O escalão superior do Hamas em Damasco, no entanto, concordou em considerar um cessar-fogo em Gaza desde que Israel prometesse não atacar e permitisse a entrega de ajuda humanitária aos cidadãos palestinos.
Depois de extensas discussões, os líderes do Hamas também aceitaram qualquer acordo de paz que pudesse ser negociado entre os israelenses e o presidente da Autoridade Palestina, Mahmoud Abbas, que também lidera a OLP, desde que fosse aprovado pela maioria dos palestinos em um referendo ou por governo de unidade eleito.
Uma vez que éramos apenas observadores, não negociadores, passamos a informação aos egípcios e eles buscaram uma proposta de cessar-fogo. Depois de cerca de um mês, os egípcios e o Hamas nos informaram que a ação militar dos dois lados e os foguetes iam parar em 19 de junho, por um período de seis meses, e que a ajuda humanitária seria restaurada ao nível normal que existia antes da retirada de Israel em 2005 (cerca de 700 caminhões por dia).
Fomos incapazes de confirmar isso em Jerusalém por causa da decisão de Israel de não admitir qualquer negociação com o Hamas, mas os lançamentos de foguetes logo pararam e houve aumento na entrega de comida, água, remédios e combustível. Ainda assim o aumento foi para cerca de 20% do nível original [de 700 caminhões]. E esse cessar-fogo frágil foi parcialmente rompido em 4 de novembro, quando Israel lançou um ataque em Gaza (fonte em português; original em inglês aqui).

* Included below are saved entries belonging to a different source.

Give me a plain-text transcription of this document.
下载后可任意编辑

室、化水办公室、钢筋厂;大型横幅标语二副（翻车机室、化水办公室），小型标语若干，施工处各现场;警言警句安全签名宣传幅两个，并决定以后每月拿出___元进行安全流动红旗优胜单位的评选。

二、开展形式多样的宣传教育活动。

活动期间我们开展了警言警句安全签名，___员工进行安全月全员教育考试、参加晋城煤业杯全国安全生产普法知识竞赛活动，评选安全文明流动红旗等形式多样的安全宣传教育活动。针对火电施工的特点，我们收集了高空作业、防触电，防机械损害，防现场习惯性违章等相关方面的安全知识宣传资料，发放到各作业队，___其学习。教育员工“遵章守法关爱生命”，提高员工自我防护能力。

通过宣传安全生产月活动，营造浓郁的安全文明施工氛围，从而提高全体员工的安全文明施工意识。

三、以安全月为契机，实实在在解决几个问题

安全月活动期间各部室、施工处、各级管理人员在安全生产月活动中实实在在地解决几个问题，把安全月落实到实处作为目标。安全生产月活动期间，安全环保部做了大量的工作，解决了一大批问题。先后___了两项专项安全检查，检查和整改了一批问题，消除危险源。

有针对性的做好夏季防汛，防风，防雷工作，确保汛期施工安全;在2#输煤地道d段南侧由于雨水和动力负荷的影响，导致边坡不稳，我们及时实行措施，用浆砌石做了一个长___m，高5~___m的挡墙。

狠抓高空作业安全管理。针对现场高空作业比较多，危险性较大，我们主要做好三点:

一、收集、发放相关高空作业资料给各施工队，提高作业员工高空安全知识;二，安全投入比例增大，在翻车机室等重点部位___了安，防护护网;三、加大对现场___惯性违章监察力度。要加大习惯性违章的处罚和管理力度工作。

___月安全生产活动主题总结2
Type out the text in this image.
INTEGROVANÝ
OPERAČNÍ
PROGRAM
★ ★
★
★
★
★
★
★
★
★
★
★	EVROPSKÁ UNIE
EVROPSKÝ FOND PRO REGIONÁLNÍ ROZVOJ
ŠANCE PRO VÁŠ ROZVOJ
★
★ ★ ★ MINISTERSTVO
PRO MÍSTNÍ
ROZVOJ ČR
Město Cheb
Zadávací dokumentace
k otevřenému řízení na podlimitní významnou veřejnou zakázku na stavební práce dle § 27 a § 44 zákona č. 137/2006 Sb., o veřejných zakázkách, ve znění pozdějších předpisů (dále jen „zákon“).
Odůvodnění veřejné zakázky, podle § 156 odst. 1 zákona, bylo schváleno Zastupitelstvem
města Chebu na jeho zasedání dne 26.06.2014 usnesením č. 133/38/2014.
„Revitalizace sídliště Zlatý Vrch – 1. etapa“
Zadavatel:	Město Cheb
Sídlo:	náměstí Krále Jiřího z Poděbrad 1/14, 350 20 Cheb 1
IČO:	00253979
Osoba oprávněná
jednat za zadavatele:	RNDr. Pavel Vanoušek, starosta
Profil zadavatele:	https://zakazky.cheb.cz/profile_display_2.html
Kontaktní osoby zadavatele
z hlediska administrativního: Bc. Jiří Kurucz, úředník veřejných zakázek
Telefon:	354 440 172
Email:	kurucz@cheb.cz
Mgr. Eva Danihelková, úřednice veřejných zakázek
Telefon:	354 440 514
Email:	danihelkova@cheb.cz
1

Nesse ataque, Israel assassinou sete palestinos. A posição do Biscoito Fino e a Massa é de que jamais houve “trégua” nenhuma, pois não se pode falar de trégua quando uma população vive enjaulada, sem ter sequer o direito de recolher seus impostos ou controlar suas fronteiras. Mas mesmo que usemos o termo “trégua” no sentido em que a mídia, em geral, utiliza-o para se referir à Palestina Ocupada -- ou seja, “trégua” consiste em que os palestinos continuem vivendo calados, como escravos, nas suas próprias terras --, mesmo assim, o fato, a verdade, é que a trégua foi rompida por Israel, quando invadiu Gaza no dia 04 de novembro e assassinou sete palestinos, depois de meses inteiros em que o Hamas não havia lançado rojões Qassam sobre território israelense.
Stephen Zunes, especialista da Universidade de San Francisco, disse com todas as letras: foi uma enorme, enorme provocação, e agora me parece que o objetivo era mesmo fazer com que o Hamas rompesse o cessar-fogo. Amigo leitor: nada, nada, nada disso foi relatado pela mídia ocidental. É como se a invasão do 04 de novembro não tivesse acontecido.
Por que Israel escolheu o dia 04 de novembro para romper a trégua? Ora, caro leitor, lembre-se do que acontecia nos EUA no dia 04 de novembro. Não é difícil adivinhar. O obviedade é gritante.